There’s a huge, huge amount beneath the simple story that he wants to leave Manchester United. Having won most things they are to win while at Old Trafford, he has stated that the club’s ambitions no longer match his own: He wants to win Trophies. United won only the Community Shield and League Cup last season, a very poor turn-out compared to recent seasons that have seen United win the Premiership repeatedly and the Champions League.
But United have lost Ronaldo to Madrid and Tevez to Man City in the last couple of years, without proven replacements (although Nani reportedly scored a great goal last night to secure victory in the Champions League for United, his contributions are much more sporadic than Ronaldo’s ever were), and their start to the current season has been decidedly circumspect. Still unbeaten, they’ve only won 3 of 8 games and thrown away winning leads all too often – 3-1 at Everton and 2-0 at home to West Brom. Such form is uncharacteristic in the extreme for Manchester United and it would seem Rooney is applying his skills of forecasting to tell us that Man U won’t be winning much any more. It’s a bit like the Bank of England giving its inflation forecast though given it then takes some action to ensure what it predicts happens – if Rooney does leave then the probability of Man U doing worse increases substantially.

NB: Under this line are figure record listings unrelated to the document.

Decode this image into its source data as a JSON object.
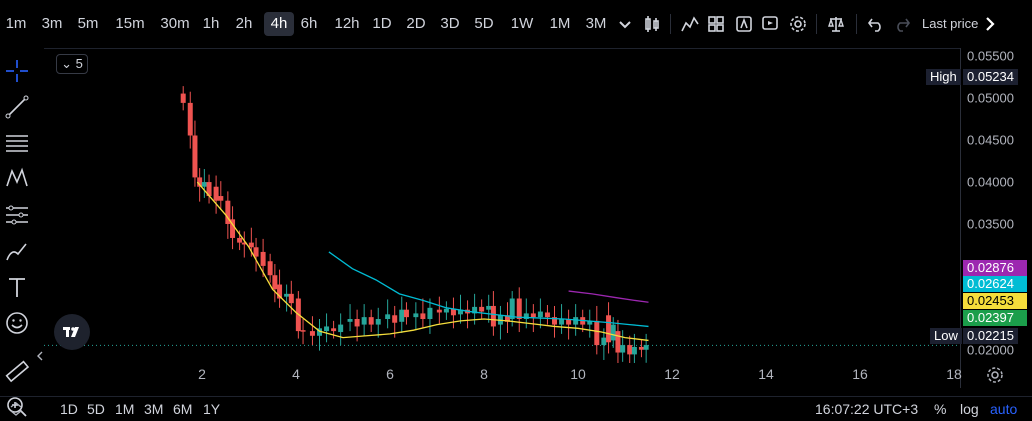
{
  "timeframes": [
    {
      "label": "1m",
      "active": false
    },
    {
      "label": "3m",
      "active": false
    },
    {
      "label": "5m",
      "active": false
    },
    {
      "label": "15m",
      "active": false
    },
    {
      "label": "30m",
      "active": false
    },
    {
      "label": "1h",
      "active": false
    },
    {
      "label": "2h",
      "active": false
    },
    {
      "label": "4h",
      "active": true
    },
    {
      "label": "6h",
      "active": false
    },
    {
      "label": "12h",
      "active": false
    },
    {
      "label": "1D",
      "active": false
    },
    {
      "label": "2D",
      "active": false
    },
    {
      "label": "3D",
      "active": false
    },
    {
      "label": "5D",
      "active": false
    },
    {
      "label": "1W",
      "active": false
    },
    {
      "label": "1M",
      "active": false
    },
    {
      "label": "3M",
      "active": false
    }
  ],
  "toolbar_right": {
    "last_price_label": "Last price"
  },
  "indicator_collapse": {
    "count": "5"
  },
  "price_scale": {
    "ticks": [
      "0.05500",
      "0.05000",
      "0.04500",
      "0.04000",
      "0.03500",
      "0.02000"
    ],
    "high_label": "High",
    "high_value": "0.05234",
    "low_label": "Low",
    "low_value": "0.02215",
    "markers": [
      {
        "value": "0.02876",
        "color": "#9c27b0"
      },
      {
        "value": "0.02624",
        "color": "#00bcd4"
      },
      {
        "value": "0.02453",
        "color": "#f5dd3b"
      },
      {
        "value": "0.02397",
        "color": "#1b9e4b"
      }
    ]
  },
  "time_scale": {
    "ticks": [
      "2",
      "4",
      "6",
      "8",
      "10",
      "12",
      "14",
      "16",
      "18"
    ]
  },
  "bottom": {
    "ranges": [
      "1D",
      "5D",
      "1M",
      "3M",
      "6M",
      "1Y"
    ],
    "clock": "16:07:22 UTC+3",
    "percent": "%",
    "log": "log",
    "auto": "auto"
  },
  "chart_data": {
    "type": "candlestick",
    "y_range": [
      0.0195,
      0.056
    ],
    "x_range": [
      0.9,
      18
    ],
    "colors": {
      "up": "#26a69a",
      "down": "#ef5350",
      "ma_yellow": "#f5dd3b",
      "ma_cyan": "#00bcd4",
      "ma_purple": "#9c27b0"
    },
    "ma_yellow": [
      [
        1.9,
        0.0415
      ],
      [
        2.5,
        0.038
      ],
      [
        3,
        0.0345
      ],
      [
        3.5,
        0.03
      ],
      [
        4,
        0.0275
      ],
      [
        4.5,
        0.0255
      ],
      [
        5,
        0.0248
      ],
      [
        5.5,
        0.025
      ],
      [
        6,
        0.0252
      ],
      [
        6.5,
        0.0256
      ],
      [
        7,
        0.0262
      ],
      [
        7.5,
        0.0266
      ],
      [
        8,
        0.0268
      ],
      [
        8.5,
        0.0266
      ],
      [
        9,
        0.0263
      ],
      [
        9.5,
        0.026
      ],
      [
        10,
        0.0258
      ],
      [
        10.5,
        0.0254
      ],
      [
        11,
        0.0248
      ],
      [
        11.5,
        0.0245
      ]
    ],
    "ma_cyan": [
      [
        4.7,
        0.034
      ],
      [
        5.2,
        0.0322
      ],
      [
        5.7,
        0.031
      ],
      [
        6.2,
        0.0295
      ],
      [
        6.7,
        0.0288
      ],
      [
        7.2,
        0.028
      ],
      [
        7.7,
        0.0276
      ],
      [
        8.2,
        0.0273
      ],
      [
        8.7,
        0.027
      ],
      [
        9.2,
        0.0269
      ],
      [
        9.7,
        0.0268
      ],
      [
        10.2,
        0.0266
      ],
      [
        10.7,
        0.0264
      ],
      [
        11.1,
        0.0262
      ],
      [
        11.5,
        0.026
      ]
    ],
    "ma_purple": [
      [
        9.8,
        0.0298
      ],
      [
        10.3,
        0.0295
      ],
      [
        10.8,
        0.0291
      ],
      [
        11.2,
        0.0288
      ],
      [
        11.5,
        0.0286
      ]
    ]
  }
}
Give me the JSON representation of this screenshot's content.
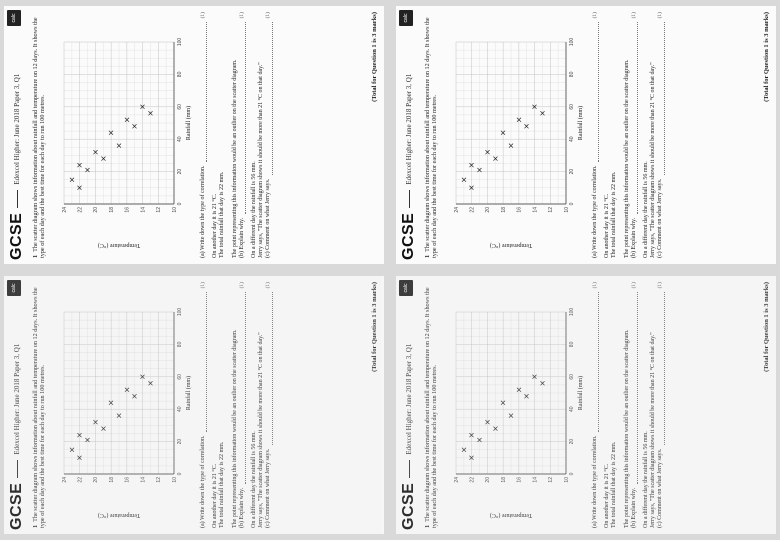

There are, of course, many other theories doing the rounds about why he wants to leave, perhaps most obviously: Money. Apparently he could earn twice as much down the road at Manchester City, or down in Madrid. UEFA is bringing in financial fair play regulations next year apparently – restrictions on how much clubs can pay footballers. Hence this may be a classic case of barmy regulatory structures and unintended effects via the incentives they create. If Rooney can’t after this season get a fat pay packet from City or Real, then he needs to get moving now so he can still get it. Apparently a number of agents are telling their clients this currently.
So, football fans who oppose all things financial being involved with football (when it harms their team), do we really think these arbitrary restrictions being introduced by UEFA next season are an unmitigated good thing?